ChenghaoMou / text-dedup

All-in-one text de-duplication
Apache License 2.0
612 stars 71 forks source link

How to get duplicates cluster ids? #18

Closed konradkalita closed 1 year ago

konradkalita commented 1 year ago

Hi, my use case is that I would not only like to remove duplicates from a dataset but also do some analytic on what was clustered as duplicates. So in the result I would like to have table with colums example_id, cluster_id. Is it possible with current code? If not what would be the best place to add that feature?
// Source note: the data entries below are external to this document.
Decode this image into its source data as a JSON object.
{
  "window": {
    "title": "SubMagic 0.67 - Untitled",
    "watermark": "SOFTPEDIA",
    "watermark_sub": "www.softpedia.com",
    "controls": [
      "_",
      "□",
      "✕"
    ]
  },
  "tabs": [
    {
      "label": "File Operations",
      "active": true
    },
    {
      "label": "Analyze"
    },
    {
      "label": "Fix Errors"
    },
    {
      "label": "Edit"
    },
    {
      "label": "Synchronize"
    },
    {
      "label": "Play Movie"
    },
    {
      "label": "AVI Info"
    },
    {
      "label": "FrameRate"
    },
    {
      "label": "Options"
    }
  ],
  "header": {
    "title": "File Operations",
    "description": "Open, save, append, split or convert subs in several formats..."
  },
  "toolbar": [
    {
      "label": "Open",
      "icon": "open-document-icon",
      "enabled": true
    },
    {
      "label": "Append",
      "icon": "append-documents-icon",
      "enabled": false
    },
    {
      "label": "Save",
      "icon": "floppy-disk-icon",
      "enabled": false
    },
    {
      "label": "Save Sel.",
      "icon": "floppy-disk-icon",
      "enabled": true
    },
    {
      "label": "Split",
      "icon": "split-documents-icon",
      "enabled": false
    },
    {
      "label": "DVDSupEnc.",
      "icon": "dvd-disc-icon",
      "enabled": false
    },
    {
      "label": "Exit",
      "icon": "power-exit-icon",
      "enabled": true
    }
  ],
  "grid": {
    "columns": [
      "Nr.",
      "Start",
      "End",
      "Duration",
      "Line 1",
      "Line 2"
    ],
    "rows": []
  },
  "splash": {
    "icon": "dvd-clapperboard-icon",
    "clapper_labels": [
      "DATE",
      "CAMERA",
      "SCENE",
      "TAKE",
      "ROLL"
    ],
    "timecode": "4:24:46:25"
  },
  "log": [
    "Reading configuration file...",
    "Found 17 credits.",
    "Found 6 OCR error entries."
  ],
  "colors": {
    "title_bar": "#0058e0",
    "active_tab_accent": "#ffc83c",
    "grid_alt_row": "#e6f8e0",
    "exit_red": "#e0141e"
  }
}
ChenghaoMou commented 1 year ago

It is possible, but you might need some code changes. For example, in minhash.py, you can see that each item is assigned a cluster id, you can save the entire dataset ds, which has the cluster id, by adding one line afterward:

ds = ds.map(
    function=lambda _, idx: {"__cluster__": uf.find(idx)},
    with_indices=True,
    num_proc=os.cpu_count(),
    new_fingerprint=str(random.getrandbits(128)),
    desc="Finding clusters...",
)
ds.save_to_disk("OUTPUT_DIR")
konradkalita commented 1 year ago

Thanks, that works for me. Actually I wanted to ask you do you have any recommendations for setting minhash parameters to decrease the amount of space which is needed to store hashes? I have a collection of about 200 million of short texts which occupies around 10GB of disk space, but running minhash pipeline generates about 500GB of hashes which seems crazy for me. I guess I should tune num_perm and ngram parameters but I have no idea what values should be especially for num_perm.

BTW: Thank you for your work on this project.

ChenghaoMou commented 1 year ago

I would suggest experimenting with a small portion (as much as you can comfortably handle) of your data to figure out some good settings. For short text and limited space, here are some intuitions I have:

  1. you can start with a small number of permutations like 20.
  2. you can actually start with unigram, and increase when needed (e.g. seeing too many false positives from your experiments), but this will unlikely to impact the memory/storage.
  3. If you haven't already, remove exact duplicates (e.g. based on alphabetic content) first might help.

Short text is challenging in its own way and unfortunately I don't have much experience in that. Please feel free to share any issues you may encounter, I am more than happy to help.

ChenghaoMou commented 1 year ago

Closing this for now, feel free to open another issue if you have any more questions.